Opinion: Video Looks a Lot Like Rauner's “47%” Moment

Flip-flopping on minimum wage issue dents Rauner campaigns well-run image

Oh, Bruce. I’m so disappointed in you.

I mean, you had such a good thing going. For the first time in a long time in Illinois, someone was running a Republican campaign for governor that was firing on all cylinders and racing for the finish line.

We hadn’t seen such a thing around these parts for quite a while. And it was something that many people realized they were hungering for: a smart, tough, no-nonsense kind of guy who was going to take it to Springfield and all of its special interests and really show them who was boss.

You certainly looked the part, with your Carhartt jackets and your $20 watch and your “Hammer and Shake” commercials. And you sounded it, too, with your talk about “union bosses” and entrenched interests in Springfield, and your push to kick everybody out of office once they’d served eight years.

Who cared, really, that you were a multi-millionaire many times over? Or that your fundraising base was made up in large part of wealthy donors like yourself? Or that your answer to the state’s pension problems was to give all the money to Wall Street types?

What mattered was that you said the state needed to be run like a business, and you were, well, a very successful businessman. And, if there was one thing a smart businessman knows, it’s how much his workers are worth, and how much they should be paid, right?

Oops. That’s where we went off the rails, isn't it?

First, you said you wanted to roll back the state’s minimum wage—the lowest possible amount an employer can pay a worker for any kind of job—by a dollar, from $8.25 to the national wage of $7.25. Then, when people got a bit upset, you said you were misunderstood and, what the hey—you were in fact for raising the state’s minimum wage, maybe even all the way up to $10.

Which was bad enough but maybe something your many admirers could have overlooked.

Of course, it’s 2014, and, well, Mitt Romney. You must have known someone out there had a video of you in September saying you were “adamantly, adamantly” opposed to raising the minimum wage.

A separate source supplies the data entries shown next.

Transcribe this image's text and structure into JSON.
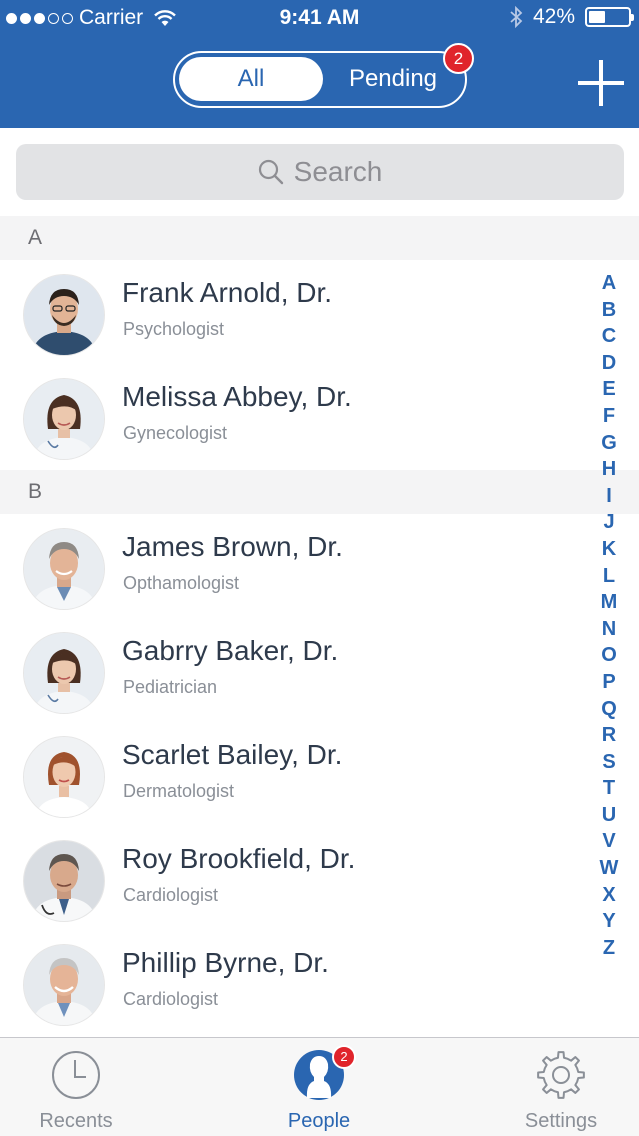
{
  "status_bar": {
    "carrier": "Carrier",
    "time": "9:41 AM",
    "battery": "42%",
    "battery_level": 0.42,
    "signal_bars_filled": 3,
    "signal_bars_total": 5
  },
  "header": {
    "tabs": [
      {
        "label": "All",
        "selected": true
      },
      {
        "label": "Pending",
        "selected": false
      }
    ],
    "pending_badge": "2",
    "add_icon": "plus-icon",
    "accent_color": "#2a66b1"
  },
  "search": {
    "placeholder": "Search",
    "icon": "search-icon"
  },
  "sections": [
    {
      "letter": "A",
      "contacts": [
        {
          "name": "Frank Arnold, Dr.",
          "specialty": "Psychologist"
        },
        {
          "name": "Melissa Abbey, Dr.",
          "specialty": "Gynecologist"
        }
      ]
    },
    {
      "letter": "B",
      "contacts": [
        {
          "name": "James Brown, Dr.",
          "specialty": "Opthamologist"
        },
        {
          "name": "Gabrry Baker, Dr.",
          "specialty": "Pediatrician"
        },
        {
          "name": "Scarlet Bailey, Dr.",
          "specialty": "Dermatologist"
        },
        {
          "name": "Roy Brookfield, Dr.",
          "specialty": "Cardiologist"
        },
        {
          "name": "Phillip Byrne, Dr.",
          "specialty": "Cardiologist"
        }
      ]
    }
  ],
  "alphabet_index": [
    "A",
    "B",
    "C",
    "D",
    "E",
    "F",
    "G",
    "H",
    "I",
    "J",
    "K",
    "L",
    "M",
    "N",
    "O",
    "P",
    "Q",
    "R",
    "S",
    "T",
    "U",
    "V",
    "W",
    "X",
    "Y",
    "Z"
  ],
  "tab_bar": {
    "items": [
      {
        "label": "Recents",
        "icon": "clock-icon",
        "active": false
      },
      {
        "label": "People",
        "icon": "person-icon",
        "active": true,
        "badge": "2"
      },
      {
        "label": "Settings",
        "icon": "gear-icon",
        "active": false
      }
    ]
  }
}
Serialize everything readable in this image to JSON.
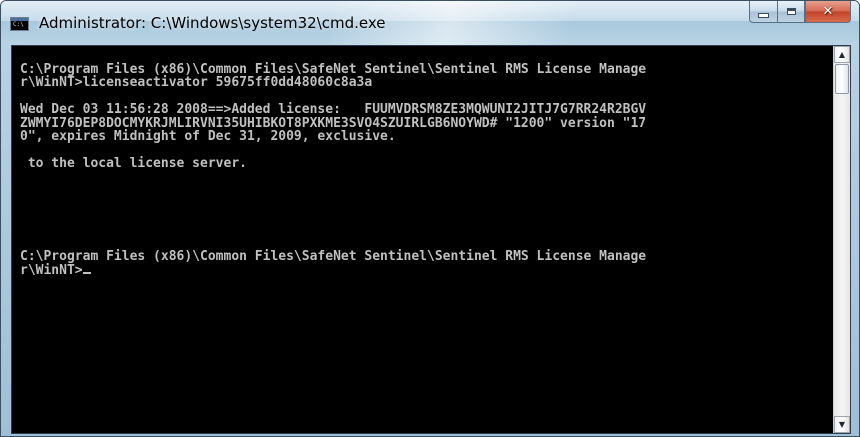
{
  "window": {
    "title": "Administrator: C:\\Windows\\system32\\cmd.exe",
    "icon": "console-icon",
    "icon_glyph": "C:\\"
  },
  "caption_buttons": {
    "minimize": "minimize-icon",
    "maximize": "maximize-icon",
    "close": "close-icon",
    "close_glyph": "✕"
  },
  "console": {
    "lines": [
      "C:\\Program Files (x86)\\Common Files\\SafeNet Sentinel\\Sentinel RMS License Manage",
      "r\\WinNT>licenseactivator 59675ff0dd48060c8a3a",
      "",
      "Wed Dec 03 11:56:28 2008==>Added license:   FUUMVDRSM8ZE3MQWUNI2JITJ7G7RR24R2BGV",
      "ZWMYI76DEP8DOCMYKRJMLIRVNI35UHIBKOT8PXKME3SVO4SZUIRLGB6NOYWD# \"1200\" version \"17",
      "0\", expires Midnight of Dec 31, 2009, exclusive.",
      "",
      " to the local license server.",
      "",
      "",
      "",
      "",
      "",
      "",
      "C:\\Program Files (x86)\\Common Files\\SafeNet Sentinel\\Sentinel RMS License Manage"
    ],
    "prompt_line": "r\\WinNT>",
    "text_color": "#c0c0c0",
    "background": "#000000"
  },
  "scrollbar": {
    "up_arrow": "▲",
    "down_arrow": "▼"
  }
}
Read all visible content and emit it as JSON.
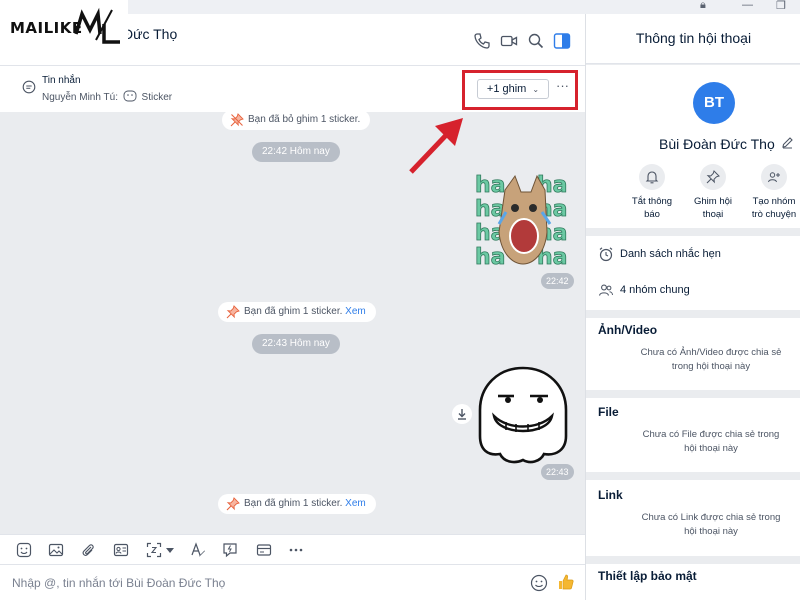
{
  "watermark": {
    "logo_text": "MAILIKE",
    "logo_mark": "ML"
  },
  "colors": {
    "accent": "#2e7de9",
    "highlight": "#d6222d",
    "conversation_bg": "#eaecef"
  },
  "header": {
    "contact_name": "Đức Thọ",
    "icons": [
      "phone-icon",
      "video-call-icon",
      "search-icon",
      "panel-toggle-icon"
    ]
  },
  "pinbar": {
    "title": "Tin nhắn",
    "sender": "Nguyễn Minh Tú:",
    "content": "Sticker",
    "pin_button": "+1 ghim",
    "more": "···"
  },
  "messages": {
    "note1": "Bạn đã bỏ ghim 1 sticker.",
    "time1": "22:42 Hôm nay",
    "stamp1": "22:42",
    "note2": "Bạn đã ghim 1 sticker.",
    "note2_link": "Xem",
    "time2": "22:43 Hôm nay",
    "stamp2": "22:43",
    "note3": "Bạn đã ghim 1 sticker.",
    "note3_link": "Xem",
    "cat_sticker_text": "ha"
  },
  "toolbar": {
    "icons": [
      "sticker-icon",
      "image-icon",
      "attachment-icon",
      "contact-card-icon",
      "screenshot-icon",
      "text-format-icon",
      "quick-message-icon",
      "card-icon",
      "more-icon"
    ]
  },
  "composer": {
    "placeholder": "Nhập @, tin nhắn tới Bùi Đoàn Đức Thọ"
  },
  "sidebar": {
    "title": "Thông tin hội thoại",
    "avatar_initials": "BT",
    "name": "Bùi Đoàn Đức Thọ",
    "actions": [
      {
        "line1": "Tắt thông",
        "line2": "báo"
      },
      {
        "line1": "Ghim hội",
        "line2": "thoại"
      },
      {
        "line1": "Tạo nhóm",
        "line2": "trò chuyện"
      }
    ],
    "reminders": "Danh sách nhắc hẹn",
    "common_groups": "4 nhóm chung",
    "media": {
      "title": "Ảnh/Video",
      "empty_line1": "Chưa có Ảnh/Video được chia sẻ",
      "empty_line2": "trong hội thoại này"
    },
    "files": {
      "title": "File",
      "empty_line1": "Chưa có File được chia sẻ trong",
      "empty_line2": "hội thoại này"
    },
    "links": {
      "title": "Link",
      "empty_line1": "Chưa có Link được chia sẻ trong",
      "empty_line2": "hội thoại này"
    },
    "security": "Thiết lập bảo mật"
  }
}
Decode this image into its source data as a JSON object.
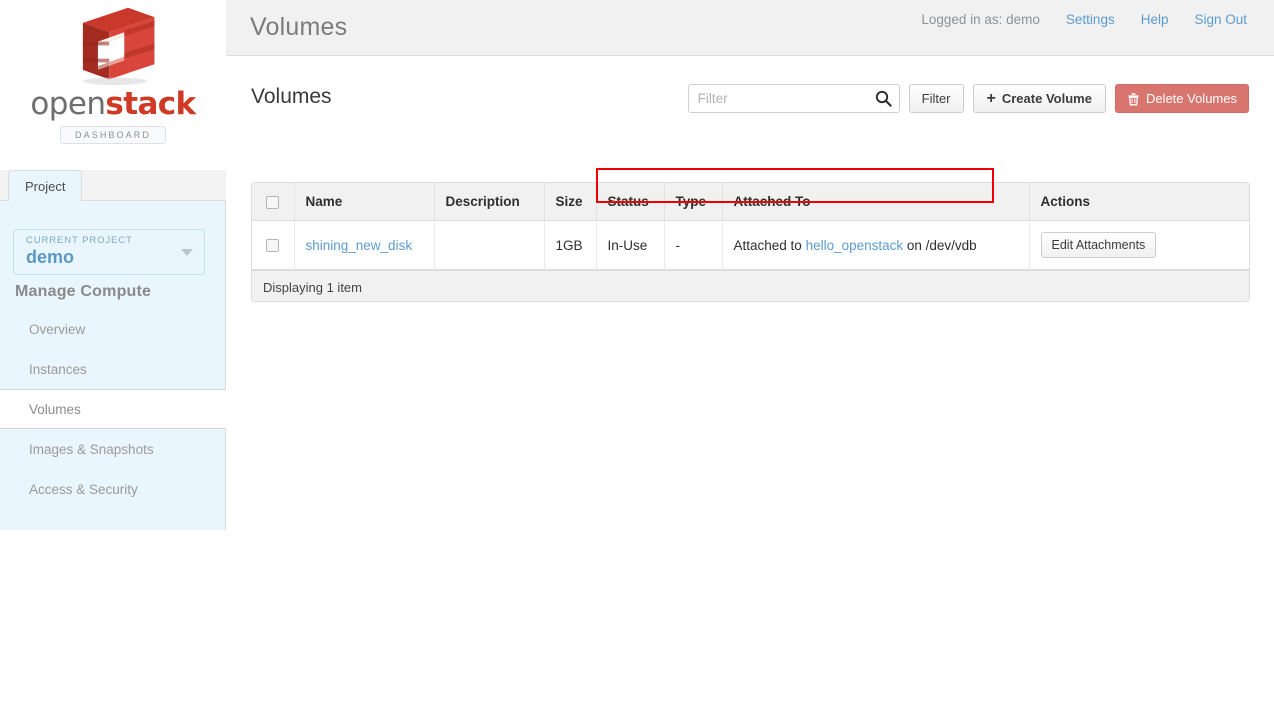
{
  "brand": {
    "logo_icon": "openstack-cube-logo",
    "word_open": "open",
    "word_stack": "stack",
    "dashboard_pill": "DASHBOARD",
    "accent_red": "#cf3a25",
    "accent_blue": "#5c9cd0"
  },
  "sidebar": {
    "tab": "Project",
    "project_selector": {
      "label": "CURRENT PROJECT",
      "value": "demo",
      "caret_icon": "chevron-down-icon"
    },
    "section_heading": "Manage Compute",
    "items": [
      {
        "label": "Overview",
        "active": false
      },
      {
        "label": "Instances",
        "active": false
      },
      {
        "label": "Volumes",
        "active": true
      },
      {
        "label": "Images & Snapshots",
        "active": false
      },
      {
        "label": "Access & Security",
        "active": false
      }
    ]
  },
  "header": {
    "page_title": "Volumes",
    "logged_in_as": "Logged in as: demo",
    "links": [
      {
        "label": "Settings"
      },
      {
        "label": "Help"
      },
      {
        "label": "Sign Out"
      }
    ]
  },
  "main": {
    "title": "Volumes",
    "toolbar": {
      "search_placeholder": "Filter",
      "search_value": "",
      "search_icon": "search-icon",
      "filter_button": "Filter",
      "create_button": "Create Volume",
      "create_icon": "plus-icon",
      "delete_button": "Delete Volumes",
      "delete_icon": "trash-icon",
      "delete_color": "#d9756f"
    },
    "table": {
      "columns": [
        "",
        "Name",
        "Description",
        "Size",
        "Status",
        "Type",
        "Attached To",
        "Actions"
      ],
      "rows": [
        {
          "name": "shining_new_disk",
          "description": "",
          "size": "1GB",
          "status": "In-Use",
          "type": "-",
          "attached_prefix": "Attached to ",
          "attached_instance": "hello_openstack",
          "attached_suffix": " on /dev/vdb",
          "action": "Edit Attachments"
        }
      ],
      "footer": "Displaying 1 item"
    },
    "annotation": {
      "highlight_color": "#f00000",
      "highlight_target": "status-type-attached-cells"
    }
  }
}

And that it would come out and make you look like a flip-flopper, or, worse, a craven political opportunist.

Which it absolutely did.

So, here’s the problem: it’s not a question about whether you are for or against raising the minimum wage, Bruce.

Anyone with a political pulse understands you are hardly a friend to the working men and women of Illinois, and that if you could, you’d slash the state’s minimum wage as low as it could go the minute you got into office.

No, that’s not the problem. The problem is that it’s very difficult to run a political campaign for higher office as a tough, outside truth teller if you get caught well, not telling the truth.

Even worse, such a gaffe—and your tortured attempts to explain it away and “clarify” your position—only opens you up to ridicule.

Because, just like Mitt Romeny’s infamous “47 percent” video where the Republican presidential candidate basically said half the country were moochers only looking for a free handout, once a video like that pops up, it’s damn hard to ever make it go away in the minds of voters.

That’s the kind of thing that’s hard to take, Bruce. That’s the kind of thing that disappoints me.

I was really enjoying the spectacle of a well-run Republican campaign for governor in Illinois.

Plus, I thought the Carharrt jacket and $20 watch thing was kind of cute.